April 4–September 20, 2026
Known for his beguiling portraits of Paris nightlife and the unvarnished local characters of Montmartre, Henri de Toulouse-Lautrec was born into an aristocratic family in the South of France in 1864. Growing up as a child with a disability that caused his legs to stop developing, Toulouse-Lautrec turned to drawing rather than the sports his family pursued. His short but celebrated career immortalized the cabaret culture of Belle Époque Paris and revolutionized the art of the poster. Working in the popular and modern art form of the color lithograph, Toulouse-Lautrec reached unprecedented audiences with spellbinding visuals and eye-catching colors. Inspired and encouraged by Impressionists such as Edgar Degas and his close friend Vincent van Gogh, and taking influence from the flattened color patterns of Japanese graphic arts, Toulouse-Lautrec left an unforgettable image of the spectacle, people, and performers of turn-of-the-century Paris.

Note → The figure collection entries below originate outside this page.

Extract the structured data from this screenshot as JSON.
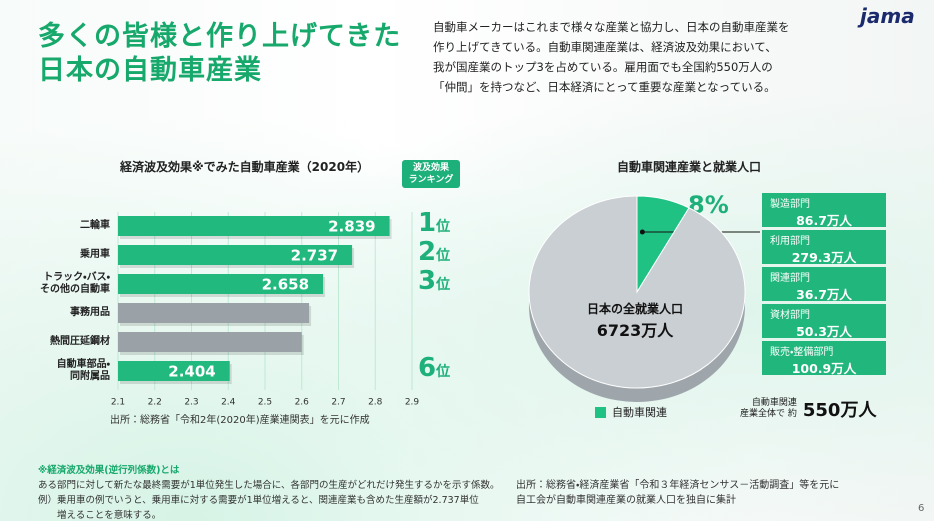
{
  "logo": "jama",
  "header": {
    "title_lines": [
      "多くの皆様と作り上げてきた",
      "日本の自動車産業"
    ]
  },
  "description": [
    "自動車メーカーはこれまで様々な産業と協力し、日本の自動車産業を",
    "作り上げてきている。自動車関連産業は、経済波及効果において、",
    "我が国産業のトップ3を占めている。雇用面でも全国約550万人の",
    "「仲間」を持つなど、日本経済にとって重要な産業となっている。"
  ],
  "chart_data": [
    {
      "type": "bar",
      "title": "経済波及効果※でみた自動車産業（2020年）",
      "categories": [
        "二輪車",
        "乗用車",
        "トラック・バス・\nその他の自動車",
        "事務用品",
        "熱間圧延鋼材",
        "自動車部品・\n同附属品"
      ],
      "values": [
        2.839,
        2.737,
        2.658,
        2.62,
        2.6,
        2.404
      ],
      "value_labels": [
        "2.839",
        "2.737",
        "2.658",
        null,
        null,
        "2.404"
      ],
      "colors": [
        "#22b97e",
        "#22b97e",
        "#22b97e",
        "#9aa2a8",
        "#9aa2a8",
        "#22b97e"
      ],
      "xlim": [
        2.1,
        2.9
      ],
      "xticks": [
        2.1,
        2.2,
        2.3,
        2.4,
        2.5,
        2.6,
        2.7,
        2.8,
        2.9
      ],
      "grid": true,
      "ranking_title": "波及効果\nランキング",
      "rankings": [
        1,
        2,
        3,
        null,
        null,
        6
      ],
      "ranking_unit": "位",
      "source": "出所：総務省「令和2年(2020年)産業連関表」を元に作成"
    },
    {
      "type": "pie",
      "title": "自動車関連産業と就業人口",
      "categories": [
        "自動車関連",
        null
      ],
      "values": [
        8,
        92
      ],
      "value_labels": [
        "8%",
        null
      ],
      "colors": [
        "#1fc283",
        "#c9cfd3"
      ],
      "legend": true,
      "center_label": "日本の全就業人口",
      "center_value": "6723万人"
    }
  ],
  "breakdown": [
    {
      "label": "製造部門",
      "value": "86.7万人"
    },
    {
      "label": "利用部門",
      "value": "279.3万人"
    },
    {
      "label": "関連部門",
      "value": "36.7万人"
    },
    {
      "label": "資材部門",
      "value": "50.3万人"
    },
    {
      "label": "販売・整備部門",
      "value": "100.9万人"
    }
  ],
  "total": {
    "label": "自動車関連\n産業全体で 約",
    "value": "550万人"
  },
  "notes": {
    "title": "※経済波及効果(逆行列係数)とは",
    "lines": [
      "ある部門に対して新たな最終需要が1単位発生した場合に、各部門の生産がどれだけ発生するかを示す係数。",
      "例）乗用車の例でいうと、乗用車に対する需要が1単位増えると、関連産業も含めた生産額が2.737単位",
      "　　増えることを意味する。"
    ]
  },
  "source_right": [
    "出所：総務省・経済産業省「令和３年経済センサス－活動調査」等を元に",
    "自工会が自動車関連産業の就業人口を独自に集計"
  ],
  "page_number": "6"
}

Toulouse-Lautrec and San Diego
In 1987, the San Diego Museum of Art received the spectacular gift of over one hundred paintings, drawings, and prints from the Baldwin Foundation, then overseen by Maruja Baldwin Hodges. This gift drew from the collection of Baldwin M. Baldwin, a Toulouse-Lautrec connoisseur whose holdings of the artist’s work were among the most comprehensive in the world and which were first shown at The San Diego Museum of Art in 1972. In celebration of this gift and the Museum’s centennial, this exhibition shares approximately fifty works by Toulouse-Lautrec from the permanent collection.
Featured at top right: Henri de Toulouse-Lautrec, Moulin Rouge—La Goulue (detail), 1891. Lithograph, poster on paper. Gift of the Baldwin M. Baldwin Foundation, 1987.19.